The Hunting of the Snark – Vaudeville Theatre and Touring

Ben Galpin, Will Bryant, Jordan Leigh-Harris and Polly Smith in The Hunting of the Snark at the Vaudeville Theatre, London and Touring. Picture: Simon Annand

The Hunting of the Snark continues at the Vaudeville Theatre, London until 2 September, then tours until 19 November.

Star rating: five stars ★ ★ ★ ★ ★

This show, written by Annabel Wigoder, is a masterclass in witty, engaging, imaginative musical theatre for children. Lewis Carroll’s delightfully silly 19th century nonsense poem is the starting point.

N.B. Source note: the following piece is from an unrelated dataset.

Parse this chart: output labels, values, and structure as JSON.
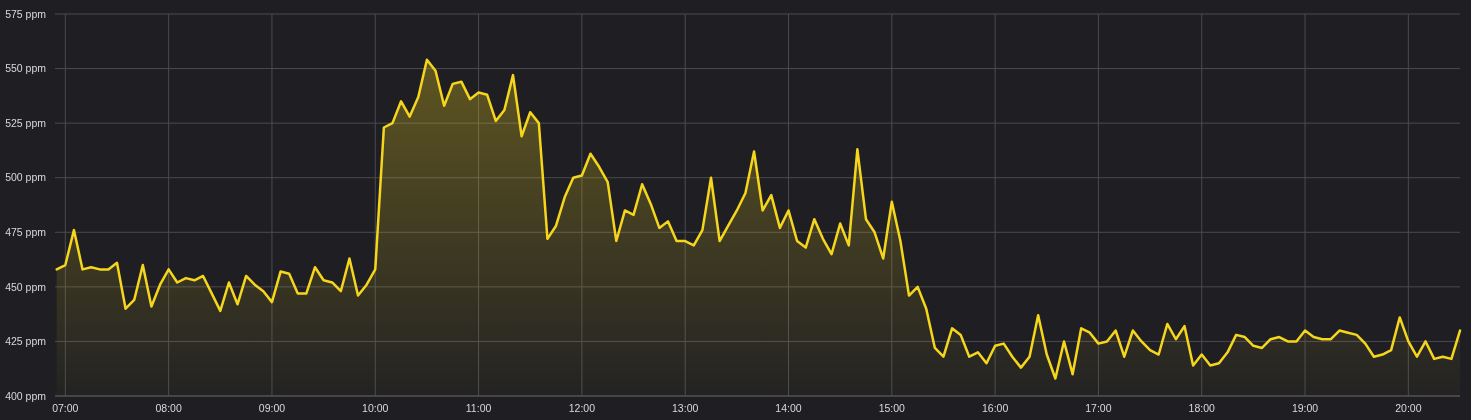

Gareth Cooper’s eight musical numbers are gloriously diverse. The costumes (designed by Justin Nardella) are bright and daft, but also homely – a multicoloured knitted dress for a banker who loses his trousers for instance, and a series of stereotypical nationality hats.

And it’s all played out on a spare set which evokes the London skyline, the moon and more. Ceri James’ lighting – from near blackout to flushed rosy pink – manipulates the atmosphere well too.

The plot (“What plot?” as one of the characters comments) takes Simon Turner (as the money-obsessed, soon-to-be-trouserless banker) to Snark Island with his mostly ignored son (Jordan Leigh-Harris) to find and exploit the elusive snark.

With them goes Ben Galpin’s Bellman, because he’s a natural history expert, and Will Bryant as the baker – gay, nervous and hilarious.

Polly Smith’s butcher, meanwhile, charges absurdly about with a meat cleaver looking for creatures to kill and eat. Think Monty Python crossed with The Tempest.

They are all looking for the Snark. Make up you own mind what it is.

Lewis Carroll later admitted it was a metaphor for happiness. Either way the self-referencing theatre jokes are fun, as we are told to admire the way the Jubjub’s egg shines in the stage lights, or invited to note the Bandersnatch’s good acting.

The cast is a highly talented bunch. Turner does an exquisitely ridiculous slinky Elvis turn in ‘When You’ve Got Money’. Smith has an impressive portfolio of accents. Leigh-Harris sings beautifully and finds the right balance of innocence, vulnerability and feistiness for a young motherless boy who is bullied at school.

Bryant’s wicked Bandersnatch, dressed like a Christmas tree ornament, prances malevolently when he’s not being the timid baker.

And Galpin gives us  an earnest khaki-suited explorer – David Attenborough merged with Jacob Rees-Mogg.

Most of the music is structured around ensemble harmony and counterpoint rather than big solo numbers and that’s very compelling in Gemma Colclough’s production.

Gather up your littluns and take them to the Vaudeville Theatre. This is definitely one not to miss.